Clifft vs Qiskit-Aer: Simulation Performance

Circuit Design¶

The benchmark circuit has three parameters:

N — total physical qubits
k — active dimension (number of qubits that receive non-Clifford T-gates)
t — total T-gates applied

The circuit places T-gates interleaved with Hadamard and CNOT gates on the first \(k\) qubits, then pads the remaining \(N - k\) qubits with a Clifford entangling layer (Hadamards followed by a CNOT chain across all \(N\) qubits).

A dense state vector simulator like Qiskit-Aer must allocate \(2^N\) complex amplitudes regardless of circuit structure. Clifft's compiler recognizes that the Clifford padding can be absorbed into an offline Clifford frame \(U_C\), so its virtual machine only allocates \(2^k\) amplitudes.

Two Sweeps¶

Qubit Scaling (left panels)¶

Fix \(k = 12\) and \(t = 20\), sweep \(N\) from 16 to 29.

Clifft stays flat at ~60ms and ~73MB regardless of \(N\), because its active array is always \(2^{12}\).
Qiskit-Aer doubles in time and memory with each additional qubit. It times out at \(N = 28\) (>120s) and exceeds available RAM at \(N = 29\).

Active-Dimension Scaling (right panels)¶

Fix \(N = 24\) and \(t = 40\), sweep \(k\) from 8 to 25.

Qiskit-Aer is constant at ~10s and ~343MB, since it always tracks \(2^{24}\) amplitudes.
Clifft scales as \(O(2^k)\). For small \(k\) it is over 100x faster; by \(k = 24\) the two converge because Clifft's active array approaches Qiskit's full state vector.

This is the honest tradeoff: Clifft wins when \(k \ll N\), which is the regime relevant to most error-corrected and near-term circuits where Clifford gates dominate.

Prerequisites¶

pip install clifft qiskit qiskit-aer matplotlib

Running the Benchmark¶

The benchmark script is self-contained. It generates circuits in Qiskit, converts them to Stim format for Clifft, runs both simulators in isolated subprocesses (for clean memory measurement), and produces the plot.

# Run full benchmark and generate plot
python docs/guide/scripts/run_benchmark.py

# Re-plot from existing results without re-running
python docs/guide/scripts/run_benchmark.py --plot-only

# Custom output path
python docs/guide/scripts/run_benchmark.py -o my_plot.png

On an 8GB machine, the full sweep takes approximately 5-10 minutes. Qiskit will naturally time out or OOM on the larger qubit counts.

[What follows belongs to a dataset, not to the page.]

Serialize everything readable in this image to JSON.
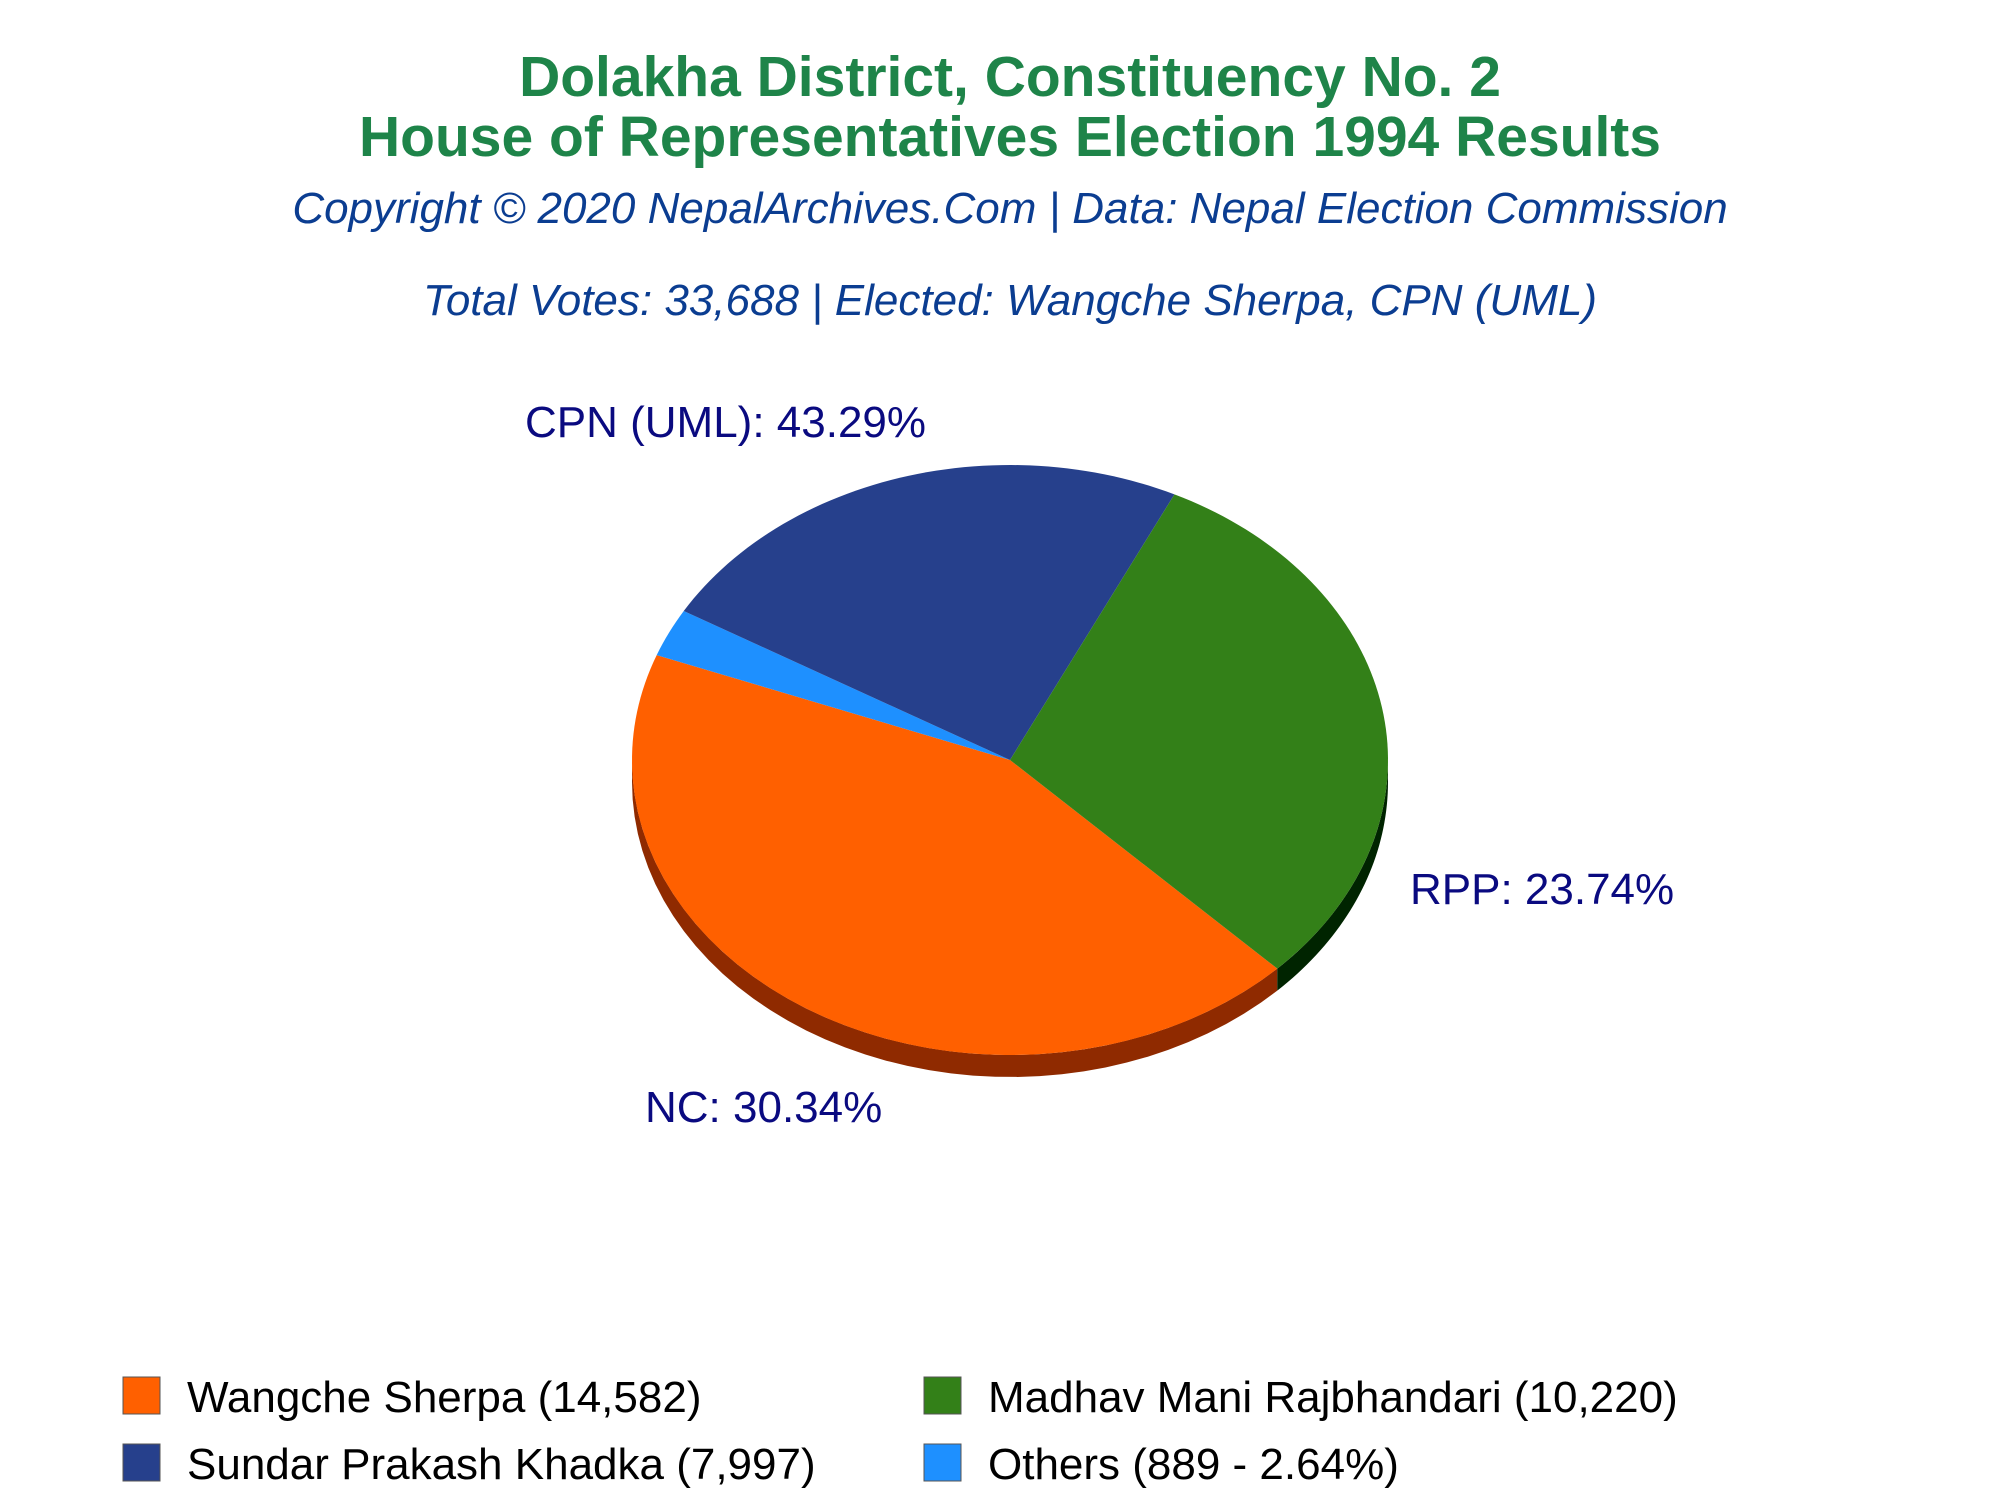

Why Clifft Is Faster at Low Active Dimension¶

The key insight is Clifft's factored-state representation:

\[|\psi\rangle = \gamma \, U_C \, P \, (|\phi\rangle_A \otimes |0\rangle_D)\]

The compiler absorbs all Clifford gates into the offline Clifford frame \(U_C\). Only the active subspace \(|\phi\rangle_A\) (dimension \(2^k\)) is stored and evolved by the virtual machine. At runtime the VM maintains only the active state vector and a lightweight Pauli frame \(P\) (updated by XOR for conditional Paulis and noise); \(U_C\) is not tracked online. The dormant qubits \(|0\rangle_D\) cost nothing at runtime.

Qiskit-Aer has no such factorization — it must allocate and evolve a full \(2^N\) state vector for every circuit.

Reproducing results

Exact timings depend on hardware. The qualitative scaling behavior (Clifft flat in N, exponential in k; Qiskit exponential in N, flat in k) is consistent across machines. The pre-generated plot was produced on a single-core Linux VM with 8GB RAM.